Oklahoma Employment Security Commission: Reducing unemployment claims fraud
The Oklahoma Employment Security Commission is an independent agency responsible for providing employment services to the state’s residents. The commission is part of a national network of employment service agencies and is funded by the U.S. Department of Labor.
The Covid-19 pandemic set off a surge of unemployment claims, and the Oklahoma Employment Security Commission (OESC) needed a better way to review these claims for possible errors and fraud. It turned to Egen for help to build an intelligent solution.
Alongside the uptick in claims volume, the OESC was grappling with implementing new requirements and trying to update inefficient legacy systems. It created a perfect storm to increase errors and fraud, putting more burden on the OESC’s human adjudicators and meaning benefits might not reach those who truly needed them in a timely manner.
To reduce the risk of improper payments and efficiently meet the requirements, state agencies like the OESC needed an automated way to analyze claims and identify potential issues.
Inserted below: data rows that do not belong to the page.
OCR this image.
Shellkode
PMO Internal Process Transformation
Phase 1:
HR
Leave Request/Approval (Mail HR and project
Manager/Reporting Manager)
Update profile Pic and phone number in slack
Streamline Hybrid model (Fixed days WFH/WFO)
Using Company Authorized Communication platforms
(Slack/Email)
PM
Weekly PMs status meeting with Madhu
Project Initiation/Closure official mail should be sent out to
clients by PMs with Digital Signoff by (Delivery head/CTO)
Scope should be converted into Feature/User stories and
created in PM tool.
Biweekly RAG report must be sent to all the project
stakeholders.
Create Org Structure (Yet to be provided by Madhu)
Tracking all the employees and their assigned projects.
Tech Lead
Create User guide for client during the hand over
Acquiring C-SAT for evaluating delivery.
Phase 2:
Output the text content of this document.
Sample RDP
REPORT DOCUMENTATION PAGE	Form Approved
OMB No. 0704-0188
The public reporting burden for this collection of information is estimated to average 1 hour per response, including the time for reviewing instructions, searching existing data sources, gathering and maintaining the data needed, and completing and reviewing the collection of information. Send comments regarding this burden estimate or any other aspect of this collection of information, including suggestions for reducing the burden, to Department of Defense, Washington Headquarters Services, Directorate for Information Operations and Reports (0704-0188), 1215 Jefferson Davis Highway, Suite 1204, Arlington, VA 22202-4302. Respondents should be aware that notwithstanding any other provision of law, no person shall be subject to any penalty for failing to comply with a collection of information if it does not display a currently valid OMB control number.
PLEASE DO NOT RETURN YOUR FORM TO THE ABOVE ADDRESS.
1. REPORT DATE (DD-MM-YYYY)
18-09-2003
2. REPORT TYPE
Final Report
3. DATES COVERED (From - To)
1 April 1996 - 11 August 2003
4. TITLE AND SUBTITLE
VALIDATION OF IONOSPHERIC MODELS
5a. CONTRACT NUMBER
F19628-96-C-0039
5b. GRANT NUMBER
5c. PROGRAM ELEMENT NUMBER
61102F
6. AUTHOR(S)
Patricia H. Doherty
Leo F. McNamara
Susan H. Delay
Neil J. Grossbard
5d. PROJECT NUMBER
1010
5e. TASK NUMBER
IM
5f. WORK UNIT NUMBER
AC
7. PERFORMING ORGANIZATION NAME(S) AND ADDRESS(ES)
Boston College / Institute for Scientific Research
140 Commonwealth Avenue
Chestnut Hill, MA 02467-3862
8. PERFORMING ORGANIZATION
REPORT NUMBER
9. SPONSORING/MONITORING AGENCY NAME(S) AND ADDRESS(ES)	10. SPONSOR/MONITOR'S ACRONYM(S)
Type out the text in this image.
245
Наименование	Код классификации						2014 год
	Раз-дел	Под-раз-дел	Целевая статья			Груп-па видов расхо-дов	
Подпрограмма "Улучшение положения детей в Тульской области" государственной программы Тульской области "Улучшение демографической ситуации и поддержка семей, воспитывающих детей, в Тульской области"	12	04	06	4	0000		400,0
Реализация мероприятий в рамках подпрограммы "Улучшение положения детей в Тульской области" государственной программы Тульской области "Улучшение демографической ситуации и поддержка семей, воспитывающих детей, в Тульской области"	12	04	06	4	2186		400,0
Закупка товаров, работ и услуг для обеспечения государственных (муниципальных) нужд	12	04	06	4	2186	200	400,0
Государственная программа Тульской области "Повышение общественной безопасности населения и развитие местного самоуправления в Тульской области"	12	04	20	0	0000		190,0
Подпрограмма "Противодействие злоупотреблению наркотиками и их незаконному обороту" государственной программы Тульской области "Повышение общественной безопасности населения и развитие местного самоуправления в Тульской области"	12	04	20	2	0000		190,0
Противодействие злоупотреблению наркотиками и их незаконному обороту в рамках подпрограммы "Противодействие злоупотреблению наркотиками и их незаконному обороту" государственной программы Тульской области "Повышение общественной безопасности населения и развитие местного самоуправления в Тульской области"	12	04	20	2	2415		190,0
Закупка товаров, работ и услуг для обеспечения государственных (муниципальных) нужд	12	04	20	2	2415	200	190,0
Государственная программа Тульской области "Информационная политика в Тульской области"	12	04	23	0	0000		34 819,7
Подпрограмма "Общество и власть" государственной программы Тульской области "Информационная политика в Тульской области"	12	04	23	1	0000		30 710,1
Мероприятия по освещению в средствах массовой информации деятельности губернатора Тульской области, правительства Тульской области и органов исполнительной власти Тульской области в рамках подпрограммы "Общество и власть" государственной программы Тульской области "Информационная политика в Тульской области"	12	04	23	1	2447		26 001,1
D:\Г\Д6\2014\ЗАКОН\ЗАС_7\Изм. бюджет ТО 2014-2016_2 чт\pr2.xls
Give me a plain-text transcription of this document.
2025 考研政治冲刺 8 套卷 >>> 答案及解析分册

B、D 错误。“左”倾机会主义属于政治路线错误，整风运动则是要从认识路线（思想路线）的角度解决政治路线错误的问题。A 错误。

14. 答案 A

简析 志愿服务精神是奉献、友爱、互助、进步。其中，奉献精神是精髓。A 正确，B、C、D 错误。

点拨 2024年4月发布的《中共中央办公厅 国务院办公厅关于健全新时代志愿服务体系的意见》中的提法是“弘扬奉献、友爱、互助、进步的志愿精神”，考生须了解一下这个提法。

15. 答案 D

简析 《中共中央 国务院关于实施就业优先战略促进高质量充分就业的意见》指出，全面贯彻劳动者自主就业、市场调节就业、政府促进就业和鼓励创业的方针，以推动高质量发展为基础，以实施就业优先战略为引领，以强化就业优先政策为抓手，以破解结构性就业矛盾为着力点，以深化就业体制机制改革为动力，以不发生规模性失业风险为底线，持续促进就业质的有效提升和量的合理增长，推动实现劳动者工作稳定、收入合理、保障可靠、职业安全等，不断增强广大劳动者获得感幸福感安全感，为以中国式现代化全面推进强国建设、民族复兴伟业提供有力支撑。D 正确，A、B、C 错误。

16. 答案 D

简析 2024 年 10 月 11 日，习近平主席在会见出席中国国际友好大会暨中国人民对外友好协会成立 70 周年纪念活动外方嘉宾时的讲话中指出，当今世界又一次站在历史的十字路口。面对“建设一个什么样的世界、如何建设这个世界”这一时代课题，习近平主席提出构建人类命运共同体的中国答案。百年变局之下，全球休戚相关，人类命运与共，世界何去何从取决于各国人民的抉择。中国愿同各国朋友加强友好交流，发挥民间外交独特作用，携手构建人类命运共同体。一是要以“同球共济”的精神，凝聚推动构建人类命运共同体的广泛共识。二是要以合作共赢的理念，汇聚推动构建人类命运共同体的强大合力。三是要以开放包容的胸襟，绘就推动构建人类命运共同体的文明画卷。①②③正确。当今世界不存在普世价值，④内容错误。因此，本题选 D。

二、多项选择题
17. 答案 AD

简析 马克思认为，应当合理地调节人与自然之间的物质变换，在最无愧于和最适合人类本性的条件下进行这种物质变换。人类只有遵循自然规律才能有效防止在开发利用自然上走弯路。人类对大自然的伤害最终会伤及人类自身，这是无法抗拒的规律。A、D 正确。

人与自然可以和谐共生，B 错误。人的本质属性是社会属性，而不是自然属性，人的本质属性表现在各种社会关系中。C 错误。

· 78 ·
Egen created a solution bringing together machine learning, artificial intelligence, and Google Cloud tools to uncover suspicious patterns, detect fraud, and improve verification.
OESC wanted to develop a solution as quickly as possible to better serve people in need. The Egen team started by sitting down with OESC adjudicators to discuss the most important data sources for finding clues about suspicious activity. Egen then combined multiple data streams from within OESC and external sources to generate risk scoring that flags abnormalities and possibly fraudulent claims for review by human adjudicators. The solution also ingests data in visualization tools such as Looker and Data Studio so adjudicators can quickly analyze information and spot trends.
Knowing how important it was to allow OESC to focus on processing real claims, Egen had a rapid development environment and worked closely with OESC team members to bring in their insights every step of the way. With an automated solution to detect anomalies and generate risk scores for claims fraud, human adjudicators can focus on higher priority cases that have a higher chance of being fraudulent.
Now, fraud and improper payments are found more efficiently and effectively, and the people who really need the benefits can receive them faster.